Combining compressed Gzipped Text Files using Java


my question might not be entirely related to Java but I'm currently seeking a method to combine several compressed (gzipped) textfiles without the requirement to recompress them manually. Lets say I have 4 files, all text that is compressed using gzip and want to compress these into one single *.gz file without de + recompressing them. My current method is to open an InputStream and parse the file linewise, storing in a GZIPoutputstream, which works but isn't very fast.... I could of course also call

    zcat file1 file2 file3 | gzip -c > output_all_four.gz

This would work, too but isn't really fast either.

My idea would be to copy the inputstream and write it to outputstream directly without "parsing" the stream, as I don't need to manipulate anything actually. Is something like this possible?


Solution

  • Find below a simple solution in Java (it does the same as my cat ... example). Any kind of buffering the input/output has been omitted to keep the code slim.

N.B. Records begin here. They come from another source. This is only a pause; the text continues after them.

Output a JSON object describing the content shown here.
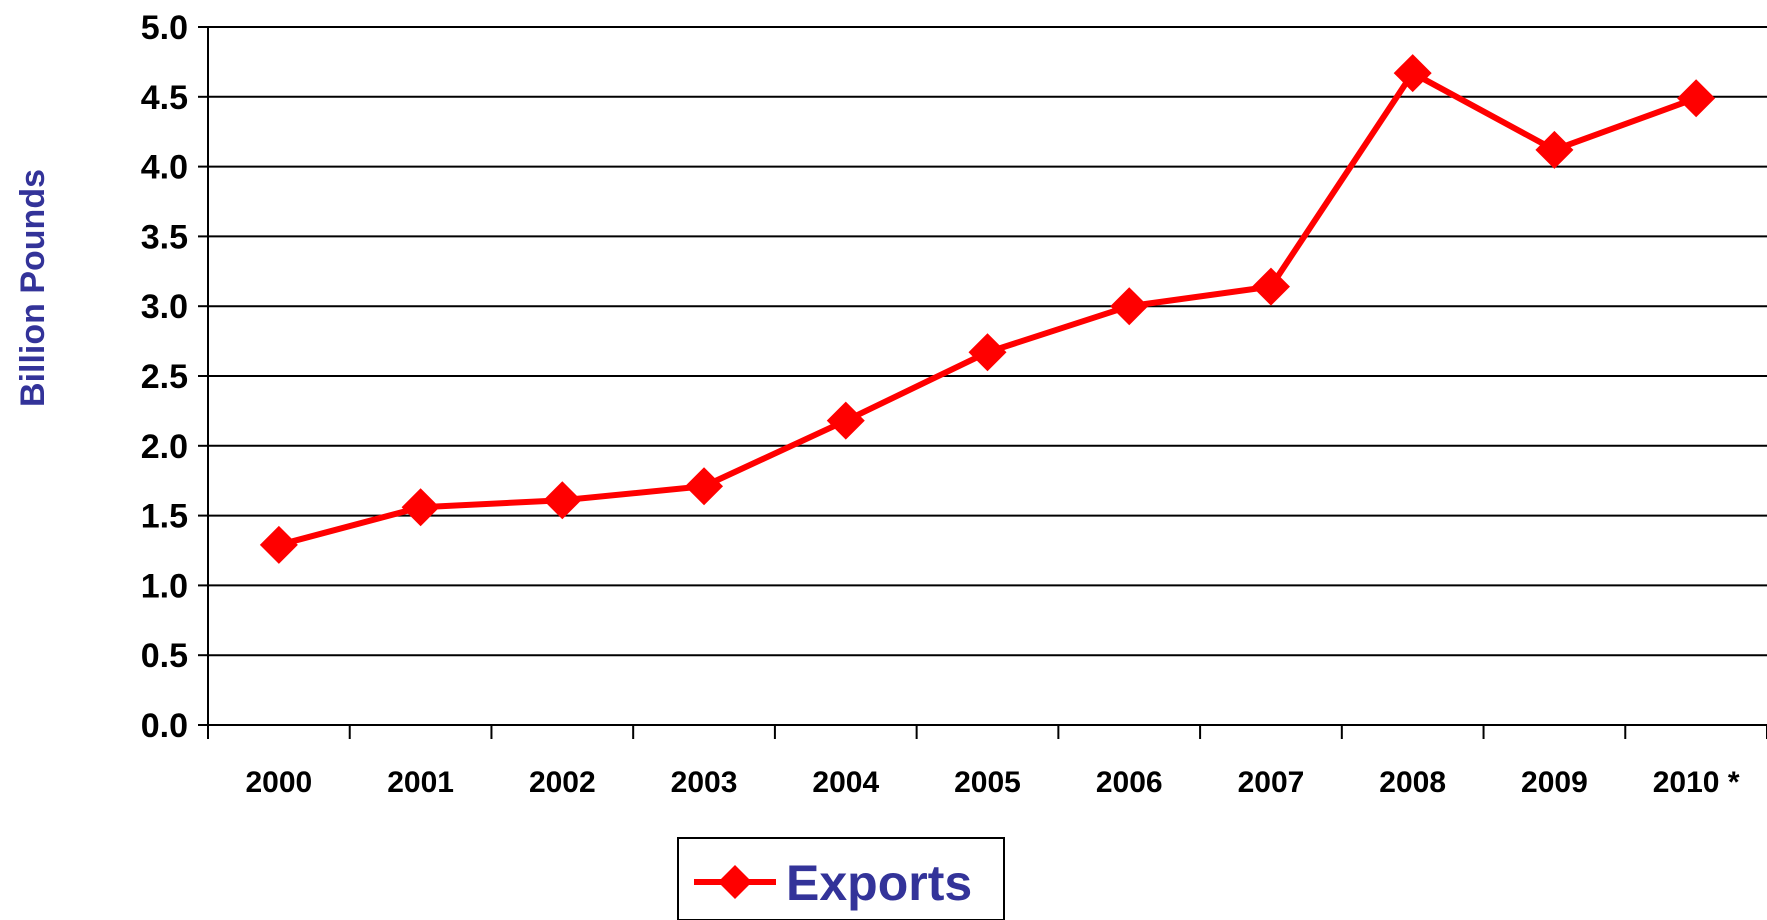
{
  "colors": {
    "series": "#ff0000",
    "axis_label": "#333399",
    "legend_text": "#333399",
    "grid": "#000000"
  },
  "chart_data": {
    "type": "line",
    "title": "",
    "xlabel": "",
    "ylabel": "Billion Pounds",
    "categories": [
      "2000",
      "2001",
      "2002",
      "2003",
      "2004",
      "2005",
      "2006",
      "2007",
      "2008",
      "2009",
      "2010 *"
    ],
    "ylim": [
      0,
      5
    ],
    "yticks": [
      "0.0",
      "0.5",
      "1.0",
      "1.5",
      "2.0",
      "2.5",
      "3.0",
      "3.5",
      "4.0",
      "4.5",
      "5.0"
    ],
    "grid": true,
    "legend_position": "bottom",
    "series": [
      {
        "name": "Exports",
        "marker": "diamond",
        "values": [
          1.29,
          1.56,
          1.61,
          1.71,
          2.18,
          2.67,
          3.0,
          3.14,
          4.67,
          4.12,
          4.49
        ]
      }
    ]
  }
}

    public class ConcatFiles {
    
        public static void main(String[] args) throws IOException {
            // concatenate the single gzip files to one gzip file
            try (InputStream isOne = new FileInputStream("file1.gz");
                    InputStream isTwo = new FileInputStream("file2.gz");
                    InputStream isThree = new FileInputStream("file3.gz");
                    SequenceInputStream sis =  new SequenceInputStream(new SequenceInputStream(isOne, isTwo), isThree);
                    OutputStream bos = new FileOutputStream("output_all_three.gz")) {
                byte[] buffer = new byte[8192];
                int intsRead;
                while ((intsRead = sis.read(buffer)) != -1) {
                    bos.write(buffer, 0, intsRead);
                }
                bos.flush();
            }
    
            // ungezip the single gzip file, the output contains the
            // concatenated input of the single uncompressed files 
            try (GZIPInputStream gzipis = new GZIPInputStream(new FileInputStream("output_all_three.gz"));
                    OutputStream bos = new FileOutputStream("output_all_three")) {
                byte[] buffer = new byte[8192];
                int intsRead;
                while ((intsRead = gzipis.read(buffer)) != -1) {
                    bos.write(buffer, 0, intsRead);
                }
                bos.flush();
            }
        }
    }